Director's Note (Apr - Jun 2016)
That’s Entertainment is a delightful vintage MGM film that strings together scenes from the best Hollywood musicals from the 1920s through the 50s. This issue of BiblioAsia may not be in the same league as that film, but it does celebrate the best of entertainment – books, magazines, film, theatre, radio, television, and the like.
The amusement parks of yesteryear, New World, Great World and Happy World, may be physically gone, but these old-fashioned theme parks will always have a special place in the memories of older Singaporeans. Librarian Lim Tin Seng revisits these lost wonderlands in “Old-world Amusement Parks”.
One of the crowd-pullers at these amusement parks was bangsawan, the traditional Malay theatre that recently made a comeback at the Esplanade with the lavish staging of Raden Mas – based on the story of a 16th-century Javanese princess in Temasek. Senior Librarian Juffri bin Supa’at traces the evolution of this erstwhile theatre form in “Seni Persembahan Bangsawan”.
On the subject of lost art, the first fiction films of Singapore were likely made in 1913 by the Frenchman Gaston Méliès. Unfortunately, none have survived the passage of time. How do you write about a film that doesn’t exist? Film director, producer and critic Raphaël Millet fits the pieces of the jigsaw together in “Gaston Méliès and His Lost Films of Singapore”.
Moving from the silver screen to the stage, Stella Kon’s Emily of Emerald Hill and Kuo Pao Kun’s The Coffin is Too Big for the Hole take centre stage – literally – in two iconic plays whose universal themes have captivated audiences time and again. In “One Small Voice: The Monodrama in Singapore Theatre”, drama critic Corrie Tan examines the history of this physically demanding form of theatre.
Radio in Singapore had its modest beginnings in 1924 when expats from the Amateur Wireless Society of Malaya used an aeroplane transmitter to make broadcasts. Chua Ai Lin of the Singapore Heritage Society chronicles “The Story of Singapore Radio” from its nascent days to the pre-war years.
Then came television, 39 years later to be exact – when Television Singapura was launched on 15 February 1963. Media studies lecturer Lau Joon-Nie charts television’s meteoric rise – from the first monochrome broadcasts to on-demand Internet TV – in “Singapore TV: From Local to Global”.

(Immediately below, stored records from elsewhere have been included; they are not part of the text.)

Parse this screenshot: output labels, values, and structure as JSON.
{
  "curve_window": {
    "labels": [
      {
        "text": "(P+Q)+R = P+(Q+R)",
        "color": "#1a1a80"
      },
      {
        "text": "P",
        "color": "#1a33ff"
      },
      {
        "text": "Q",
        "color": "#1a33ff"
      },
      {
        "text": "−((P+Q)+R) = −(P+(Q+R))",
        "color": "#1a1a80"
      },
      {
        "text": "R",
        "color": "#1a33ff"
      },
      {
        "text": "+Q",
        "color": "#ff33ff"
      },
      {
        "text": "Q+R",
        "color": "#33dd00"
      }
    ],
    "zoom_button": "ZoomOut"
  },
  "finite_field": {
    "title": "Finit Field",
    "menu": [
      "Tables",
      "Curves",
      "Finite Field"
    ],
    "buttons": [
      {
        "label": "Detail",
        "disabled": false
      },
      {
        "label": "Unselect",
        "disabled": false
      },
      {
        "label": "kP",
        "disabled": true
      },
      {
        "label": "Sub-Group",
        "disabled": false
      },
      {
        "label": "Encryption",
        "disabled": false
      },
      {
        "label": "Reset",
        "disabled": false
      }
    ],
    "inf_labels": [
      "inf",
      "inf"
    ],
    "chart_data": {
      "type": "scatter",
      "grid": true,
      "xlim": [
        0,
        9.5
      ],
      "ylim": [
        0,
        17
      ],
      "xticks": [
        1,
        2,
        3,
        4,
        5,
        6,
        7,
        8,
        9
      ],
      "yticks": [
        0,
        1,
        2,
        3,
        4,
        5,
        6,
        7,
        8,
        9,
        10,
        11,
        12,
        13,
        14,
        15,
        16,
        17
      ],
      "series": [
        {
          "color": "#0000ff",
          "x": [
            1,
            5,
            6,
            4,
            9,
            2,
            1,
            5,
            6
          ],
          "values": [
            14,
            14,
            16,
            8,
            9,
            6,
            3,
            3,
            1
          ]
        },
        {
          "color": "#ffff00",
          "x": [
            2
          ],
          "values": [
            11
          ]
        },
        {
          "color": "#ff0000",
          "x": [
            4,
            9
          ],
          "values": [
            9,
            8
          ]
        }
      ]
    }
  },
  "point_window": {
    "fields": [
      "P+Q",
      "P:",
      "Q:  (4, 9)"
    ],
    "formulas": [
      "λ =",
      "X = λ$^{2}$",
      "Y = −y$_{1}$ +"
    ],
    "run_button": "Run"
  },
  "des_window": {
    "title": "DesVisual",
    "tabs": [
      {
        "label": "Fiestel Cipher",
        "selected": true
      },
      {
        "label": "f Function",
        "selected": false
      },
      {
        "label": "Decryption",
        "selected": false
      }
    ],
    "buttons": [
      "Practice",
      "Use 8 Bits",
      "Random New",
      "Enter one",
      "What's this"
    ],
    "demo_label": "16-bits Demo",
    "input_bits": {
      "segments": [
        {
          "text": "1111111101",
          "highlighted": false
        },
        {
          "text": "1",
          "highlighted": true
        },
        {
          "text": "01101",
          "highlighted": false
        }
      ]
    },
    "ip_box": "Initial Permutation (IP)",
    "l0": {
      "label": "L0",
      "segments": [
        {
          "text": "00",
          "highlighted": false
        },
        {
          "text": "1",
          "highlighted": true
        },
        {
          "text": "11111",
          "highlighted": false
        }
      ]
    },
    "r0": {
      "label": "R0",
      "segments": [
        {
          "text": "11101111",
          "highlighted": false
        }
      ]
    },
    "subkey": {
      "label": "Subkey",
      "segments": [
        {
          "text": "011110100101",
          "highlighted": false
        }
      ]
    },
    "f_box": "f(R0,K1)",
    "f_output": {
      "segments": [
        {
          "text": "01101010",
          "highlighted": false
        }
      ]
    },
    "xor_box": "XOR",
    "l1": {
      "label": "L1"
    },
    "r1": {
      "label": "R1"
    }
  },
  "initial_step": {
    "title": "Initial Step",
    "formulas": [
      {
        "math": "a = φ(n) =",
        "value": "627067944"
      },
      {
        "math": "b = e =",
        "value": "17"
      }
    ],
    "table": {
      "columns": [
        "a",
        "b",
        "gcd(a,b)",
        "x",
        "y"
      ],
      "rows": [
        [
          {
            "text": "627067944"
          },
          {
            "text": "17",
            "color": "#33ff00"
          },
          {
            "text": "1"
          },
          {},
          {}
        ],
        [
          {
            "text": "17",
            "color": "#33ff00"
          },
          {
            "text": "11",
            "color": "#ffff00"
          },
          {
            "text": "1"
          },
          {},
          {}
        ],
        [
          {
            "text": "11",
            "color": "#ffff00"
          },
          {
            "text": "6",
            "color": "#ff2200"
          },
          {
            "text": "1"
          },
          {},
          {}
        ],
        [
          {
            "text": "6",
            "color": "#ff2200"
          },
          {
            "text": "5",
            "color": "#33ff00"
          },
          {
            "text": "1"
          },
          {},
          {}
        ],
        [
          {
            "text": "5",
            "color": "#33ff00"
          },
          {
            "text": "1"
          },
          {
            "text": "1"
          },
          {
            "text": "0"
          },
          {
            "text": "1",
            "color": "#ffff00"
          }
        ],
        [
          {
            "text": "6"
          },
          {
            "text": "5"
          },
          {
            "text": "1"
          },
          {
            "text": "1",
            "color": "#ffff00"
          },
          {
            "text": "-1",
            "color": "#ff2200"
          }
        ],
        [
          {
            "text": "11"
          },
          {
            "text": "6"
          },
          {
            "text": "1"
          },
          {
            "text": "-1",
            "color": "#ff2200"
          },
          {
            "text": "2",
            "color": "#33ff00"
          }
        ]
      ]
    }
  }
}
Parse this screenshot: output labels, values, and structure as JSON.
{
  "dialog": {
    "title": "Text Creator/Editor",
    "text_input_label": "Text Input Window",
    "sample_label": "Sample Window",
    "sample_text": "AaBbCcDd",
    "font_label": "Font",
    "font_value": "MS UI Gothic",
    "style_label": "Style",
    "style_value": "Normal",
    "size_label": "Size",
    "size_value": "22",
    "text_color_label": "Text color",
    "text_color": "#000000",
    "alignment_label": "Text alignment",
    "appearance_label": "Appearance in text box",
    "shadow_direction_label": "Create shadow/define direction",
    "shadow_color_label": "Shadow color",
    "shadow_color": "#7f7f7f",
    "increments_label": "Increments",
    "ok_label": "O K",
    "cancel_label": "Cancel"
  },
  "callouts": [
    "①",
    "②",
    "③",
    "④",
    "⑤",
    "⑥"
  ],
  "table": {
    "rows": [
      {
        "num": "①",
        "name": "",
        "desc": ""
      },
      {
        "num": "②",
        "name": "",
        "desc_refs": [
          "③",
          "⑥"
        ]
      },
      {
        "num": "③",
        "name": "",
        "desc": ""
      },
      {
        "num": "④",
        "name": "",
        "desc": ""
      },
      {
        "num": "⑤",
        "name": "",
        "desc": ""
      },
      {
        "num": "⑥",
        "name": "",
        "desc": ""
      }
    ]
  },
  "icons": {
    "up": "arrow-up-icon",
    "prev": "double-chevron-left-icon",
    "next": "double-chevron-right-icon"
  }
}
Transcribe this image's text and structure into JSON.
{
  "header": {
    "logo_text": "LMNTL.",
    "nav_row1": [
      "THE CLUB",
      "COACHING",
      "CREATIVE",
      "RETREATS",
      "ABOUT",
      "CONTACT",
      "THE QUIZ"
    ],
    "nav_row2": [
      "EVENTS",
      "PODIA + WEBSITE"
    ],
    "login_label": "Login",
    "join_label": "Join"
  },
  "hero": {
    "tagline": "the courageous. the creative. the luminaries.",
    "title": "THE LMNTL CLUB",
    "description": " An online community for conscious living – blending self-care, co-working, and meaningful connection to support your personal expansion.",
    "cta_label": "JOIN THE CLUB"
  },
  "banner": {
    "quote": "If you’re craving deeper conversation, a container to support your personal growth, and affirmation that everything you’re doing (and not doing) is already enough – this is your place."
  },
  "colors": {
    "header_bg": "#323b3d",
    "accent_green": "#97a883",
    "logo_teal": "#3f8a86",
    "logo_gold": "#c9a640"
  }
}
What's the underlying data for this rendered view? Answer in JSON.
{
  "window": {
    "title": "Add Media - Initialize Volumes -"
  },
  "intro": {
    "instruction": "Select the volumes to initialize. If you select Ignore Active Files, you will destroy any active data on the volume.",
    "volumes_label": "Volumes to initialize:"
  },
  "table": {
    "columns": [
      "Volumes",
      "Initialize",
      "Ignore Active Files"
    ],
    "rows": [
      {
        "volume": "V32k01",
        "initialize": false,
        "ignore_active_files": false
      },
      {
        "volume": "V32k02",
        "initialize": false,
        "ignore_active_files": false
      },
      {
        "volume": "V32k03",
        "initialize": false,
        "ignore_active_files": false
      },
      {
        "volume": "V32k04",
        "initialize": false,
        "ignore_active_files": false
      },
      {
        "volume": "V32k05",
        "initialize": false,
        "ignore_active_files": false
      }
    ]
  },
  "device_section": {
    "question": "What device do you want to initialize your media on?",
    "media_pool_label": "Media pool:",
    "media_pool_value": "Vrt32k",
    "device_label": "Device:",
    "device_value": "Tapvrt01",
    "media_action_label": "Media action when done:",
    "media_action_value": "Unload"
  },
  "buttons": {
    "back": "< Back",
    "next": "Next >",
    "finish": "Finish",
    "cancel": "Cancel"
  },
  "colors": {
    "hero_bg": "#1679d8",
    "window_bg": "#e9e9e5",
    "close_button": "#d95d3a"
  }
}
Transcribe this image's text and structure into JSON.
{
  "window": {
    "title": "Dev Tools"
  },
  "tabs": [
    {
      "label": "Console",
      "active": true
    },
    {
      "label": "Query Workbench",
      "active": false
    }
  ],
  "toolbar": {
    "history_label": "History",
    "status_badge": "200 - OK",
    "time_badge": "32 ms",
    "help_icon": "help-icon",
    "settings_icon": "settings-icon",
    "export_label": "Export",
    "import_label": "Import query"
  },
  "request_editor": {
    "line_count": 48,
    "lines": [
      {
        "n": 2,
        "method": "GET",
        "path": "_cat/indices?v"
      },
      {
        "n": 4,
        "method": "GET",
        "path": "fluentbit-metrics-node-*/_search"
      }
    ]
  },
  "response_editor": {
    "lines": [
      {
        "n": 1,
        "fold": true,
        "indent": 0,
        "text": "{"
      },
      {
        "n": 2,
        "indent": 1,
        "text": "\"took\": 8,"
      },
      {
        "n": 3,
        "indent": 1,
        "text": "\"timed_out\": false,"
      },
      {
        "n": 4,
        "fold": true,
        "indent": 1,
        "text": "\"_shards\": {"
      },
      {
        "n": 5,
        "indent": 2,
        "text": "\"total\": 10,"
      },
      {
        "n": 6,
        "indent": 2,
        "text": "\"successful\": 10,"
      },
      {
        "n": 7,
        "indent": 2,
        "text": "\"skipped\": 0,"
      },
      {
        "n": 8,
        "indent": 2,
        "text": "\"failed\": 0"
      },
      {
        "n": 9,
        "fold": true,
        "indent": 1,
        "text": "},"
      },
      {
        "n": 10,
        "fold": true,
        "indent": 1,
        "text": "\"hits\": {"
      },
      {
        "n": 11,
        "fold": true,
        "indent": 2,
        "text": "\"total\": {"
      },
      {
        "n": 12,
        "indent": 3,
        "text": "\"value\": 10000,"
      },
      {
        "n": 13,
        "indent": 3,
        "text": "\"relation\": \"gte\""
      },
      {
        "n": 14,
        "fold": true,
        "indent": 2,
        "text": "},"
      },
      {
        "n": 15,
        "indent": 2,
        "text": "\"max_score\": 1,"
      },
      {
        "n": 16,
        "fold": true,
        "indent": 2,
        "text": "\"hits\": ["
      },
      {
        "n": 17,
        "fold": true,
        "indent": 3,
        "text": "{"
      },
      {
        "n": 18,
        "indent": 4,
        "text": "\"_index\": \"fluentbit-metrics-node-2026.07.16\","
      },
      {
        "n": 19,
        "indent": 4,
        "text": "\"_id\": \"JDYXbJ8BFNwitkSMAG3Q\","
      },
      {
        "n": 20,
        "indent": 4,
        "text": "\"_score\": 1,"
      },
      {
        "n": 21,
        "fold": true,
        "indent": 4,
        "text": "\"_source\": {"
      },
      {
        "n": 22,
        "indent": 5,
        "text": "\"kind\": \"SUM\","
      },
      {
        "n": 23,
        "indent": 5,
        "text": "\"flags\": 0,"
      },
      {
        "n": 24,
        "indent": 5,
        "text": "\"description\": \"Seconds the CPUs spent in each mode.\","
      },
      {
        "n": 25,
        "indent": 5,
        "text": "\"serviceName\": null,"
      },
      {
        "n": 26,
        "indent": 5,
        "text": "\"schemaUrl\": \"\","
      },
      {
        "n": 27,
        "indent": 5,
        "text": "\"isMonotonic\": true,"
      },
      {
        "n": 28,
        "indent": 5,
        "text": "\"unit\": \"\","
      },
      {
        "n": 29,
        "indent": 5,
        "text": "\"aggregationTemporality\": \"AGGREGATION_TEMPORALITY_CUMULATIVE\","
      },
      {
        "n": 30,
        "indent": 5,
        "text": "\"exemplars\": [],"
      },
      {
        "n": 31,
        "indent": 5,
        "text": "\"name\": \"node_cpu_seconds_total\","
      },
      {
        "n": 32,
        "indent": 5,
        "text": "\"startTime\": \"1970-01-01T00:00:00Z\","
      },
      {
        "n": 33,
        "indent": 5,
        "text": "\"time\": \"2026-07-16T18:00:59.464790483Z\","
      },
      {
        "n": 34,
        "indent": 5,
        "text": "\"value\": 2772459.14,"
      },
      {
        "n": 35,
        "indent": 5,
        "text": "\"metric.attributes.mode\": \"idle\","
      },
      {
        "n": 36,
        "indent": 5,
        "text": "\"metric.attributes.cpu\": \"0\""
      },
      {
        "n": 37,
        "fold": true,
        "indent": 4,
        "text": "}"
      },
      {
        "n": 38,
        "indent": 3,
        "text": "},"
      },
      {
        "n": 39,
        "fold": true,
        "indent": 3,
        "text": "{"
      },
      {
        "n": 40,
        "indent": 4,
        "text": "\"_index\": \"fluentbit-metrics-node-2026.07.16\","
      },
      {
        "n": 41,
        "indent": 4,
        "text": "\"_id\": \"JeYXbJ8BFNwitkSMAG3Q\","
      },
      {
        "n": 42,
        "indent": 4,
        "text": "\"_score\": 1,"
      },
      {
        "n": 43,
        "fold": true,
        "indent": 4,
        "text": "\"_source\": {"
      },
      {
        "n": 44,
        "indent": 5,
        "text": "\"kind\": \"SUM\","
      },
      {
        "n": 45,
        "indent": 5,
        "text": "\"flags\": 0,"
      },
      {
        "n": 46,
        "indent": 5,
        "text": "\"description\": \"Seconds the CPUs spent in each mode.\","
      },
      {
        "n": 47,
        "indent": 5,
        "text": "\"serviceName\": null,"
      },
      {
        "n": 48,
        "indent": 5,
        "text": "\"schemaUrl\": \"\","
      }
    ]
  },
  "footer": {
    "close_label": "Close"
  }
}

Reading and anything connected with reading is something that resonates soundly with us here at the National Library Board. In her opinion piece, “In Remembrance of Reading”, guest columnist Loh Chin Ee from the National Institute of Education explains why our memories of reading are inextricably linked to the pleasure we derive from reading and the places where we read.
Still on the subject of reading, librarians Barbara Quek and Zoe Yeo showcase a selection of entertainment magazines from the 1930s to more recent times in “From Cover to Cover”. (Some of us may recall reading magazines like Fanfare surreptitiously lest they were seized by disapproving parents or teachers!)
Senior Librarian Gracie Lee goes back even further to 1837 to chart the history of the Raffles Library and Museum – precursor of the National Library as we now know it. Some of the treasured rare books from the old Raffles library (now part of the Rare Materials Collection) are featured in the exhibition “From the Stacks: Highlights of the National Library” on level 10 of the NLB building. The exhibition ends on 28 August, so catch it soon.